Teachers begin the year with a focus on ‘knowing your children’—a theme that actively celebrates our students' diverse backgrounds, experiences, and languages. Students are offered leadership opportunities like the ‘Equality Ambassadors’ who drive celebrations of significant days like the 'International Mother Tongue Day'. There are also specific opportunities in the curriculum which are naturally global in perspective, and music is one of these. Our music lessons transcend borders, with genres like Jazz, Latin American, and African drumming. Each year, a group in the Junior School celebrates a major Singaporean festival, culminating in a grand performance in The Alleyn Theatre. Of course, one major source of intercultural understanding is provided by the Mandarin team, where lessons and the programme seamlessly intertwine cultural learning with language instructions.

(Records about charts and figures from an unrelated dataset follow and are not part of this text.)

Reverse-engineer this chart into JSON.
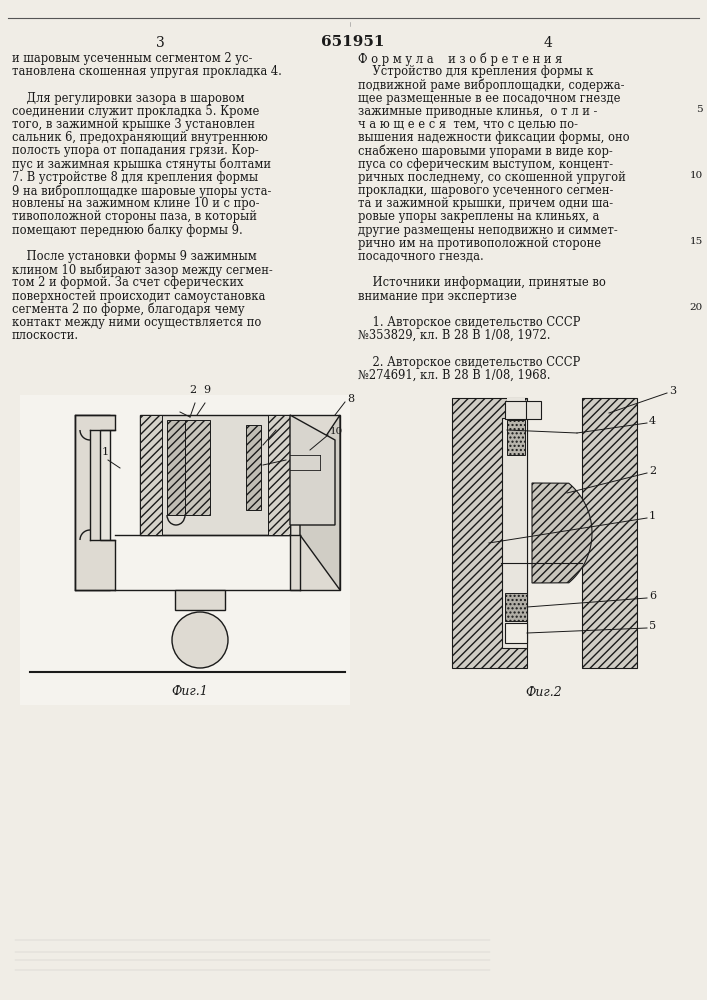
{
  "page_number_left": "3",
  "patent_number": "651951",
  "page_number_right": "4",
  "background_color": "#f0ede6",
  "text_color": "#1a1a1a",
  "left_column_text": [
    "и шаровым усеченным сегментом 2 ус-",
    "тановлена скошенная упругая прокладка 4.",
    "",
    "    Для регулировки зазора в шаровом",
    "соединении служит прокладка 5. Кроме",
    "того, в зажимной крышке 3 установлен",
    "сальник 6, предохраняющий внутреннюю",
    "полость упора от попадания грязи. Кор-",
    "пус и зажимная крышка стянуты болтами",
    "7. В устройстве 8 для крепления формы",
    "9 на виброплощадке шаровые упоры уста-",
    "новлены на зажимном клине 10 и с про-",
    "тивоположной стороны паза, в который",
    "помещают переднюю балку формы 9.",
    "",
    "    После установки формы 9 зажимным",
    "клином 10 выбирают зазор между сегмен-",
    "том 2 и формой. За счет сферических",
    "поверхностей происходит самоустановка",
    "сегмента 2 по форме, благодаря чему",
    "контакт между ними осуществляется по",
    "плоскости."
  ],
  "right_column_text": [
    "Ф о р м у л а    и з о б р е т е н и я",
    "    Устройство для крепления формы к",
    "подвижной раме виброплощадки, содержа-",
    "щее размещенные в ее посадочном гнезде",
    "зажимные приводные клинья,  о т л и -",
    "ч а ю щ е е с я  тем, что с целью по-",
    "вышения надежности фиксации формы, оно",
    "снабжено шаровыми упорами в виде кор-",
    "пуса со сферическим выступом, концент-",
    "ричных последнему, со скошенной упругой",
    "прокладки, шарового усеченного сегмен-",
    "та и зажимной крышки, причем одни ша-",
    "ровые упоры закреплены на клиньях, а",
    "другие размещены неподвижно и симмет-",
    "рично им на противоположной стороне",
    "посадочного гнезда.",
    "",
    "    Источники информации, принятые во",
    "внимание при экспертизе",
    "",
    "    1. Авторское свидетельство СССР",
    "№353829, кл. В 28 В 1/08, 1972.",
    "",
    "    2. Авторское свидетельство СССР",
    "№274691, кл. В 28 В 1/08, 1968."
  ],
  "fig1_caption": "Фиг.1",
  "fig2_caption": "Фиг.2"
}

Students continue their journey into the Senior School with the Global Skills programme and more opportunities for the curriculum to provide a window into this important skill. This culminates in an Intercultural Awareness Week, an event placed on the calendar last year, following a Student Leaders’ presentation to the College Leadership Team. The presentation itself certainly showed how passionately our Student Leaders feel about building connections through culture. The week aims to focus on intercultural aspects of our community, seeking to understand, explore and respect connections between cultures with a view to fostering a sense of belonging for all. Students organise the events for the week, and it is explored in lessons simultaneously with the languages department leading the way!

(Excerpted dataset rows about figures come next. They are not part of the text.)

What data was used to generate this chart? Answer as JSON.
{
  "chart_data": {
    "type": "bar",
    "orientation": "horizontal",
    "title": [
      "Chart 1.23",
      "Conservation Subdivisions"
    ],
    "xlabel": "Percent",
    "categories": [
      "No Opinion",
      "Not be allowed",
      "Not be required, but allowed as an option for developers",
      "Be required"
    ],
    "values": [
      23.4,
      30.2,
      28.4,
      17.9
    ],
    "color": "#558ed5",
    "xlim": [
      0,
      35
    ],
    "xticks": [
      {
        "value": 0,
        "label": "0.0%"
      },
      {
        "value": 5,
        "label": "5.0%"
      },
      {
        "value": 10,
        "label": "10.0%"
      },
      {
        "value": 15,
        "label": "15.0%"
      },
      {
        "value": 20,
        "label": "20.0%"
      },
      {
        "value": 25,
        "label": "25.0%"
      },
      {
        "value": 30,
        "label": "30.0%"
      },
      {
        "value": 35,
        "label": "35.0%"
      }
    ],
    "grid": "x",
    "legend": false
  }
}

The International Baccalaureate programmes themselves, which represent the culmination of this journey, contain both opportunities to deeply examine elements of intercultural understanding, assessment criteria, and academic success have elements of this skill, particularly elements of the core like the Extended Essay and Theory of Knowledge.
The development of intercultural understanding is central to the International Baccalaureate Career Programme, which contains the Personal and Professional Skills Course as part of its core. Within this central part of the programme, intercultural understanding is examined in various contexts, including its significance in workplaces, as inspired by Erin Meyer's "The Culture Map". The specialist parts of the programme also provide opportunities; for example, our sports pathway students ponder upon the impact of cultural understanding on areas like team dynamics in sports, or the performing arts students discuss an audience's response to a piece of art through this lens.

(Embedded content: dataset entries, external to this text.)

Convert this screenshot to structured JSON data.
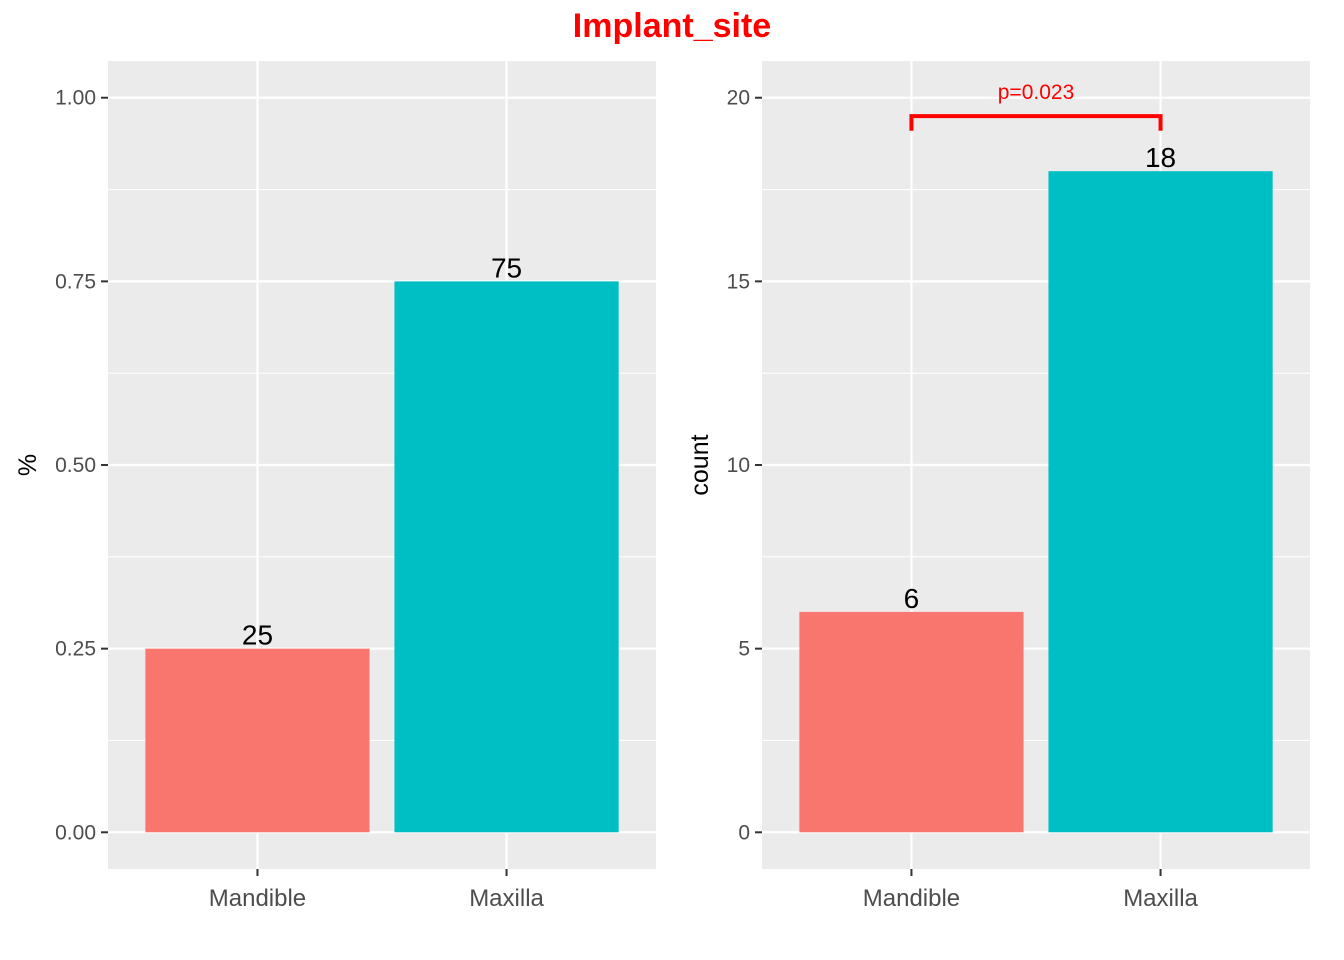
{
  "title": "Implant_site",
  "colors": {
    "Mandible": "#F8766D",
    "Maxilla": "#00BFC4",
    "title": "#FF0000"
  },
  "chart_data": [
    {
      "type": "bar",
      "categories": [
        "Mandible",
        "Maxilla"
      ],
      "values": [
        0.25,
        0.75
      ],
      "bar_labels": [
        "25",
        "75"
      ],
      "xlabel": "",
      "ylabel": "%",
      "ylim": [
        0,
        1.05
      ],
      "yticks": [
        0,
        0.25,
        0.5,
        0.75,
        1.0
      ],
      "ytick_labels": [
        "0.00",
        "0.25",
        "0.50",
        "0.75",
        "1.00"
      ],
      "grid": true
    },
    {
      "type": "bar",
      "categories": [
        "Mandible",
        "Maxilla"
      ],
      "values": [
        6,
        18
      ],
      "bar_labels": [
        "6",
        "18"
      ],
      "xlabel": "",
      "ylabel": "count",
      "ylim": [
        0,
        21
      ],
      "yticks": [
        0,
        5,
        10,
        15,
        20
      ],
      "ytick_labels": [
        "0",
        "5",
        "10",
        "15",
        "20"
      ],
      "grid": true,
      "comparison": {
        "groups": [
          "Mandible",
          "Maxilla"
        ],
        "label": "p=0.023",
        "y": 19.5,
        "drop_to": 19.1
      }
    }
  ]
}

We are also committed to bringing intercultural experiences to our wider community. Our Friends of Dulwich Nationality Groups also actively contribute to memorable moments and learning for our parents and staff.
Through initiatives to celebrate local and international festivals and cultural observance days on campus, they have helped foster understanding and appreciation of diverse cultures, enriching our collective cultural tapestry. For instance, on World Batik Day, we will have batik artists holding workshops that let our students and parents have a hand in creating their own batik, during Thailand’s Songkran (Thai New Year), we had a live Thai dance and Muay Thai boxing, and during Lunar New Year, our students and parents were treated to a traditional Chinese dance showcase.
Our commitment to developing this understanding includes celebrations, but it goes well beyond this. It's about embedding the richness of every culture in the learning fabric of our school. Together, let's foster a community that not only understands but truly respects and values the beautiful diversity that is our world.